With sophomore Ashley Ebbert gunning for the “C” Flight championship, senior Liying Wang battling in the “B” Flight consolation final and sophomore Weatherly Schwab still alive in the “D” Flight on the last day of the tournament, Cornell fell short on all three counts. Ebbert – who lost in straight sets to Binghampton’s Nicole Scarrangella, 6-1, 6-2 – said she lost her consistency going into her final match.
“I felt I played a little nervous on Sunday, causing me to be tight and struggle with things like my serve and finishing off points,” she said. “My first three matches, I always played to win instead of playing not to lose, and I told myself I wasn’t leaving the court until I won. That really helped me play the court confidently and put the pressure on my opponent to play the ball.
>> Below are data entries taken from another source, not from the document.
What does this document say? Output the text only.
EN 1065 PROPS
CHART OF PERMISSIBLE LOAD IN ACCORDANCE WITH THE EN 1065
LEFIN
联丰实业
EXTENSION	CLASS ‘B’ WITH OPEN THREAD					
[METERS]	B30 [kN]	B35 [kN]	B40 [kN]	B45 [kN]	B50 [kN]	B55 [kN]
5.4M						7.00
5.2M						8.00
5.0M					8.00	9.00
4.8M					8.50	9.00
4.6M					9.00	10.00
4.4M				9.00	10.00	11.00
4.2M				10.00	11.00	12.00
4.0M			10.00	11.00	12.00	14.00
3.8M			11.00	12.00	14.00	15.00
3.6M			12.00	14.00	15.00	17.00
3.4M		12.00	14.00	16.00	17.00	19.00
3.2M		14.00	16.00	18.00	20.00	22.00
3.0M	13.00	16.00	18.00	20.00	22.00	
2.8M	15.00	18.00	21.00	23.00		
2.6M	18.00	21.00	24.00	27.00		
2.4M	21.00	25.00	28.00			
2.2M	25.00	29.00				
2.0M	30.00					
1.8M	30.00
Sunday, I Iost some of that due to nervousness.”
With Cornell sending only five players to Bucknell – the other half of the team having gone to Flushing Meadows, N.Y., last weekend for the Women’s Collegiate Invitational – Ebbert said she felt the intimate atmosphere benefited the Red.
“We had an incredible amount of support, cheering each other on all weekend, running on the court to congratulate each other,” she said. “A little positive attitude can go a long way, and help you have that extra bit of confidence you may need to not be nervous and finish off that one point, or not choke on that one serve.”
In the “A” Flight, freshman Tamara John bowed her head against tricky wind conditions and forged her way to the semifinal, where she lost to St. John’s Barbora Blahutiakova, 6-4, 6-2.
“It was tricky adjusting to the outdoor game,” John said. “Sometimes I fell into the habit of playing like I was indoors, where you try and win the point on the first or second shot of every rally. Outdoors, I really have to be patient and wait for my opening to use my weapon, my forehand.”